Ervyn Kaffah menegaskan ruang fiskal APBN masih mampu untuk menahan harga BBM bersubsidi, karena pemerintah sudah diuntungkan dengan kenaikan pendapatan yang tumbuh signifikan tahun ini. Sampai dengan Juli 2022 APBN mengalami surplus Rp 106 triliun, ditopang pendapatan negara tumbuh 21,6 persen. “Pemerintah juga bisa memanfaatkaan program PC-PEN yang per-Juli lalu baru terealisasi Rp 178 triliun atau 40 persen dari pagu Rp 455,6 triliun”, pungkasnya.
Tahun ini pemerintah masih memiliki keleluasaan untuk melebihi batas defisit 3 persen dari PDB. Pada tahun 2022 pemerintah merencanakan defisit APBN 4,85 persen dari PDB, sementara outlook realisasi defisit 3,92 persen dari PDB. “hitungan kami, kalau dilihat dari realisasi defisit ini, kemungkinan kita akan memiliki sisa anggaran Rp135,8 triliun yang bisa dipakai untuk menahan harga BBM bersubsidi” tambah Ervyn.

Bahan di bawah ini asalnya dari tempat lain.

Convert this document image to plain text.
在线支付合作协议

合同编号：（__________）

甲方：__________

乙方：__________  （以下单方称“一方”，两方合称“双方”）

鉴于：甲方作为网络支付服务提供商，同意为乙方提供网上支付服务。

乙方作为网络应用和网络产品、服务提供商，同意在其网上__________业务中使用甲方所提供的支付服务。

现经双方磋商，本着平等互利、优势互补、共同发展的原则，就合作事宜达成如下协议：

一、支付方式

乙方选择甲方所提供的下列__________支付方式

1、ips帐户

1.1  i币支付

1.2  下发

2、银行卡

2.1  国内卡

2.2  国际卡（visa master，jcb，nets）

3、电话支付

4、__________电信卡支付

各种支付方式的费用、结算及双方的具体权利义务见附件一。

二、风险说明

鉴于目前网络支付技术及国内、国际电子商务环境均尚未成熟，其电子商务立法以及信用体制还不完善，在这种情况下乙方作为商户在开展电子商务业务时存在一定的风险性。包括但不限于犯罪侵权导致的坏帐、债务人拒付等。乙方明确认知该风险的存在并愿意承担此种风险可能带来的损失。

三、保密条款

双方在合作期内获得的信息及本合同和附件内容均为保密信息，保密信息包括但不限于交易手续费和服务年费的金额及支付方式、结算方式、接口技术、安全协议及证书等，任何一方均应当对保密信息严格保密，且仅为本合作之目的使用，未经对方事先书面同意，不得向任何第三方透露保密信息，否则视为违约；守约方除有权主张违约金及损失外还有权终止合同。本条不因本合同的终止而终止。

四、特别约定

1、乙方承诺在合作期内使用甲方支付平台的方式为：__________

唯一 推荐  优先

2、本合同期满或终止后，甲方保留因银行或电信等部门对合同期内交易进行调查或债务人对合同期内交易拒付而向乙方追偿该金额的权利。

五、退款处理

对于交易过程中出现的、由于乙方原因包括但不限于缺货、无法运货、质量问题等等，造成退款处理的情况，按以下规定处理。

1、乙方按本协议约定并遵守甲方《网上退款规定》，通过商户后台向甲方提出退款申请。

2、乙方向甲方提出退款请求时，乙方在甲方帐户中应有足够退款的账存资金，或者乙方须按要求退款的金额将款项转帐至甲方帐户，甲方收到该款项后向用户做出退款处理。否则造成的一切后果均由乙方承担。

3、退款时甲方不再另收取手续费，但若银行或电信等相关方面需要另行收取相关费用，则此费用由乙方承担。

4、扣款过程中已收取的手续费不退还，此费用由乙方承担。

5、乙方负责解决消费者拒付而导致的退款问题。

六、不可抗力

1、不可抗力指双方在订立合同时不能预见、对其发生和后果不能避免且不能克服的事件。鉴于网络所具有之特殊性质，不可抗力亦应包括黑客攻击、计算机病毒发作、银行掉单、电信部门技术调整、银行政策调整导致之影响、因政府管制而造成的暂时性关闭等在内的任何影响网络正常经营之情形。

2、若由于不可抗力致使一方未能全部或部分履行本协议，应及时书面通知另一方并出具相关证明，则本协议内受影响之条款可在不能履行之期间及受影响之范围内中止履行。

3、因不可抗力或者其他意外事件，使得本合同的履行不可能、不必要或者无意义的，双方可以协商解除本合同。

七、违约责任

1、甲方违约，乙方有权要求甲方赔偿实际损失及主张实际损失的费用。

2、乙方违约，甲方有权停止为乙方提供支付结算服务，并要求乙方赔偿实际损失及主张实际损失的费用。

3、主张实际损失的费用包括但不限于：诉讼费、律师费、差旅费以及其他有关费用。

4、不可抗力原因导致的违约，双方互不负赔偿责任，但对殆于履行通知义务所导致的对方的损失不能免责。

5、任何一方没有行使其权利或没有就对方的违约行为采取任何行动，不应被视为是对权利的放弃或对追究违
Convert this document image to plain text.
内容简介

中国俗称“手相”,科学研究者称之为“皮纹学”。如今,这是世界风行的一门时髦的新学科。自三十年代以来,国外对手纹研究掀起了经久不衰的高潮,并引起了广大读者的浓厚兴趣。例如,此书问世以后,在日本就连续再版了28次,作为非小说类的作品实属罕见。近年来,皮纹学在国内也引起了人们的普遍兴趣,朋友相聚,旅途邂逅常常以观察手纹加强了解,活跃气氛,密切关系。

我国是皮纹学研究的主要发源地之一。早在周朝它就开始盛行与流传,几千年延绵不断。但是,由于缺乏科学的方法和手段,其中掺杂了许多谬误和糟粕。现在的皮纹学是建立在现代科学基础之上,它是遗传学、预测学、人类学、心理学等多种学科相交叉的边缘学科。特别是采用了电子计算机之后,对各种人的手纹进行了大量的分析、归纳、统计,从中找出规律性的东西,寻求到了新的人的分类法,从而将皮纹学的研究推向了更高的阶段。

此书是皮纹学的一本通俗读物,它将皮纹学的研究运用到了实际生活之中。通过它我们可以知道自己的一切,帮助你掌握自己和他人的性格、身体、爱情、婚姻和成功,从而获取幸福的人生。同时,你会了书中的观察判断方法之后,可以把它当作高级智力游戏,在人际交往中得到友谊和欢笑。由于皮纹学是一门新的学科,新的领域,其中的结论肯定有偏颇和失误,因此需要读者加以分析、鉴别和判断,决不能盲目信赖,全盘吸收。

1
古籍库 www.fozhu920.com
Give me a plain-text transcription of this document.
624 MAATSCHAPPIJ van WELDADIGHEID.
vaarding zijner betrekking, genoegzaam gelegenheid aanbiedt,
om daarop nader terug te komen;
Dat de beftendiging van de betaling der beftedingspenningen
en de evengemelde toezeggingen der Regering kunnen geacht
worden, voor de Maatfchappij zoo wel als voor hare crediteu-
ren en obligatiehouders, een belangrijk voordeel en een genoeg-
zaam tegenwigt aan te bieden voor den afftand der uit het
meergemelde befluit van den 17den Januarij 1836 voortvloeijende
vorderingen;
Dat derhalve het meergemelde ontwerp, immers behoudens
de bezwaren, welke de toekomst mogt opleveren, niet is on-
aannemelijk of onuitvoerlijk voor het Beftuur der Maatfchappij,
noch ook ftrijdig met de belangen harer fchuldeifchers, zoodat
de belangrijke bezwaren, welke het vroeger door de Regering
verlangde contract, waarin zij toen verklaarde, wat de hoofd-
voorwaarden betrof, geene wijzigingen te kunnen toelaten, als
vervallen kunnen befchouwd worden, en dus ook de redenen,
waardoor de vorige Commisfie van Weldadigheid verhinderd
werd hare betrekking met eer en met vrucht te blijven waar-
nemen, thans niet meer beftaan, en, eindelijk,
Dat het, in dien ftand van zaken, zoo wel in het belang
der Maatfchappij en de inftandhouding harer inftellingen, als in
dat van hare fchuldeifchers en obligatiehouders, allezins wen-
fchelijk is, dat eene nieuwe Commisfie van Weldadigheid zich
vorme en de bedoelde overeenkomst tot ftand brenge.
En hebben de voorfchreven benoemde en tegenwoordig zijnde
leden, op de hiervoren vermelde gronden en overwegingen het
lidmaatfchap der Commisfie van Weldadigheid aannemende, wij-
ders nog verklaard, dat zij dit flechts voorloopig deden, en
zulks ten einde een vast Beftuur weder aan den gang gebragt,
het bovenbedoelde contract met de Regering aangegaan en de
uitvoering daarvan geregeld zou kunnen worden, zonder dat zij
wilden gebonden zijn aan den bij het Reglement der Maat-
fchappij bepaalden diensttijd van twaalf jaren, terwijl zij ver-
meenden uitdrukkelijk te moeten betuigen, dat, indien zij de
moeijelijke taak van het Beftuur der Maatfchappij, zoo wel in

Alternatif kebijakan lain, pemerintah dapat mencari pembelian harga minyak mentah yang lebih murah. Dani menambahkan agar pemerintah tidak malu untuk membeli minyak mentah dari negara lain dengan harga yang lebih murah demi menyelamatkan rakyat dan nelayan kecil dari gejolak inflasi.